Even before opening my eyes, I knew where I must be. I was lying on a hard mattress, and it wasn’t my dizziness that was making it pitch up and down. Something was creaking with loud, monotonous regularity; the air smelled of the sea. I was aboard the smugglers’ yacht.
For several moments, I lay still, listening, feeling, sniffing the air. My wrists and ankles were bound, and I was afraid to open my eyes. I imagined myself stuffed in some dark tiny corner, locked in, unable to move, trapped. A film of sweat broke out over my body. Oh, God. I hadn’t had an attack for a couple of months—not since I’d broken up with Mark, in fact—but now it was happening again, my mysterious, much-dreaded claustrophobia.
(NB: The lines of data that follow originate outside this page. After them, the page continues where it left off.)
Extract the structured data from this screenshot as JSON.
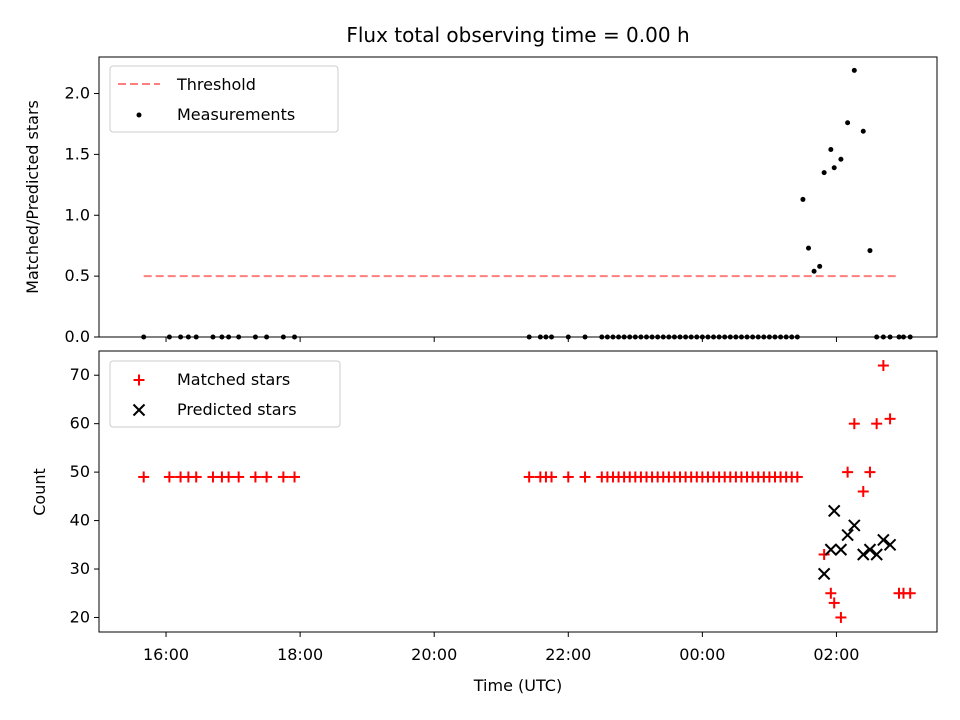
{
  "chart_data": [
    {
      "type": "scatter",
      "title": "Flux total observing time = 0.00 h",
      "xlabel": "",
      "ylabel": "Matched/Predicted stars",
      "xlim": [
        "15:00",
        "03:30"
      ],
      "ylim": [
        0.0,
        2.3
      ],
      "yticks": [
        "0.0",
        "0.5",
        "1.0",
        "1.5",
        "2.0"
      ],
      "legend_location": "upper-left",
      "grid": false,
      "series": [
        {
          "name": "Threshold",
          "style": "dashed-line",
          "color": "#ff7f7f",
          "x": [
            "15:40",
            "02:55"
          ],
          "y": [
            0.5,
            0.5
          ]
        },
        {
          "name": "Measurements",
          "style": "dot",
          "color": "#000000",
          "x": [
            "15:40",
            "16:03",
            "16:13",
            "16:20",
            "16:27",
            "16:42",
            "16:50",
            "16:56",
            "17:05",
            "17:20",
            "17:30",
            "17:45",
            "17:55",
            "21:25",
            "21:35",
            "21:40",
            "21:45",
            "22:00",
            "22:15",
            "22:30",
            "22:35",
            "22:40",
            "22:45",
            "22:50",
            "22:55",
            "23:00",
            "23:05",
            "23:10",
            "23:15",
            "23:20",
            "23:25",
            "23:30",
            "23:35",
            "23:40",
            "23:45",
            "23:50",
            "23:55",
            "00:00",
            "00:05",
            "00:10",
            "00:15",
            "00:20",
            "00:25",
            "00:30",
            "00:35",
            "00:40",
            "00:45",
            "00:50",
            "00:55",
            "01:00",
            "01:05",
            "01:10",
            "01:15",
            "01:20",
            "01:25",
            "01:30",
            "01:35",
            "01:40",
            "01:45",
            "01:49",
            "01:55",
            "01:58",
            "02:04",
            "02:10",
            "02:16",
            "02:24",
            "02:30",
            "02:36",
            "02:42",
            "02:48",
            "02:56",
            "03:00",
            "03:06"
          ],
          "y": [
            0,
            0,
            0,
            0,
            0,
            0,
            0,
            0,
            0,
            0,
            0,
            0,
            0,
            0,
            0,
            0,
            0,
            0,
            0,
            0,
            0,
            0,
            0,
            0,
            0,
            0,
            0,
            0,
            0,
            0,
            0,
            0,
            0,
            0,
            0,
            0,
            0,
            0,
            0,
            0,
            0,
            0,
            0,
            0,
            0,
            0,
            0,
            0,
            0,
            0,
            0,
            0,
            0,
            0,
            0,
            1.13,
            0.73,
            0.54,
            0.58,
            1.35,
            1.54,
            1.39,
            1.46,
            1.76,
            2.19,
            1.69,
            0.71,
            0,
            0,
            0,
            0,
            0,
            0
          ]
        }
      ]
    },
    {
      "type": "scatter",
      "title": "",
      "xlabel": "Time (UTC)",
      "ylabel": "Count",
      "xlim": [
        "15:00",
        "03:30"
      ],
      "ylim": [
        17,
        75
      ],
      "yticks": [
        "20",
        "30",
        "40",
        "50",
        "60",
        "70"
      ],
      "xticks": [
        "16:00",
        "18:00",
        "20:00",
        "22:00",
        "00:00",
        "02:00"
      ],
      "legend_location": "upper-left",
      "grid": false,
      "series": [
        {
          "name": "Matched stars",
          "marker": "+",
          "color": "#ff0000",
          "x": [
            "15:40",
            "16:03",
            "16:13",
            "16:20",
            "16:27",
            "16:42",
            "16:50",
            "16:56",
            "17:05",
            "17:20",
            "17:30",
            "17:45",
            "17:55",
            "21:25",
            "21:35",
            "21:40",
            "21:45",
            "22:00",
            "22:15",
            "22:30",
            "22:35",
            "22:40",
            "22:45",
            "22:50",
            "22:55",
            "23:00",
            "23:05",
            "23:10",
            "23:15",
            "23:20",
            "23:25",
            "23:30",
            "23:35",
            "23:40",
            "23:45",
            "23:50",
            "23:55",
            "00:00",
            "00:05",
            "00:10",
            "00:15",
            "00:20",
            "00:25",
            "00:30",
            "00:35",
            "00:40",
            "00:45",
            "00:50",
            "00:55",
            "01:00",
            "01:05",
            "01:10",
            "01:15",
            "01:20",
            "01:25",
            "01:49",
            "01:55",
            "01:58",
            "02:04",
            "02:10",
            "02:16",
            "02:24",
            "02:30",
            "02:36",
            "02:42",
            "02:48",
            "02:56",
            "03:00",
            "03:06"
          ],
          "y": [
            49,
            49,
            49,
            49,
            49,
            49,
            49,
            49,
            49,
            49,
            49,
            49,
            49,
            49,
            49,
            49,
            49,
            49,
            49,
            49,
            49,
            49,
            49,
            49,
            49,
            49,
            49,
            49,
            49,
            49,
            49,
            49,
            49,
            49,
            49,
            49,
            49,
            49,
            49,
            49,
            49,
            49,
            49,
            49,
            49,
            49,
            49,
            49,
            49,
            49,
            49,
            49,
            49,
            49,
            49,
            33,
            25,
            23,
            20,
            50,
            60,
            46,
            50,
            60,
            72,
            61,
            25,
            25,
            25
          ]
        },
        {
          "name": "Predicted stars",
          "marker": "x",
          "color": "#000000",
          "x": [
            "01:49",
            "01:55",
            "01:58",
            "02:04",
            "02:10",
            "02:16",
            "02:24",
            "02:30",
            "02:36",
            "02:42",
            "02:48"
          ],
          "y": [
            29,
            34,
            42,
            34,
            37,
            39,
            33,
            34,
            33,
            36,
            35
          ]
        }
      ]
    }
  ]
}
It was dark and I was alone. I smelled the dusty earth; it crumbled beneath my fingers as I clawed at it. I screamed, but no one answered. I gasped for breath, the air burning my lungs. I screamed again, knowing I was trapped here, knowing I would never, ever get out.
Stop it! I ordered myself, forcing the nightmare images from my brain. My body was humming with panic. Fear was such a physical thing. How well I recognized the knifing cramps in my belly, the electric static of my heartbeat, the unspeakable feeling of impending doom. If this was a small, dark room I was locked in, I would die here. The absence of light was what freaked me out the most. That and the thought of suffocating in an airless place.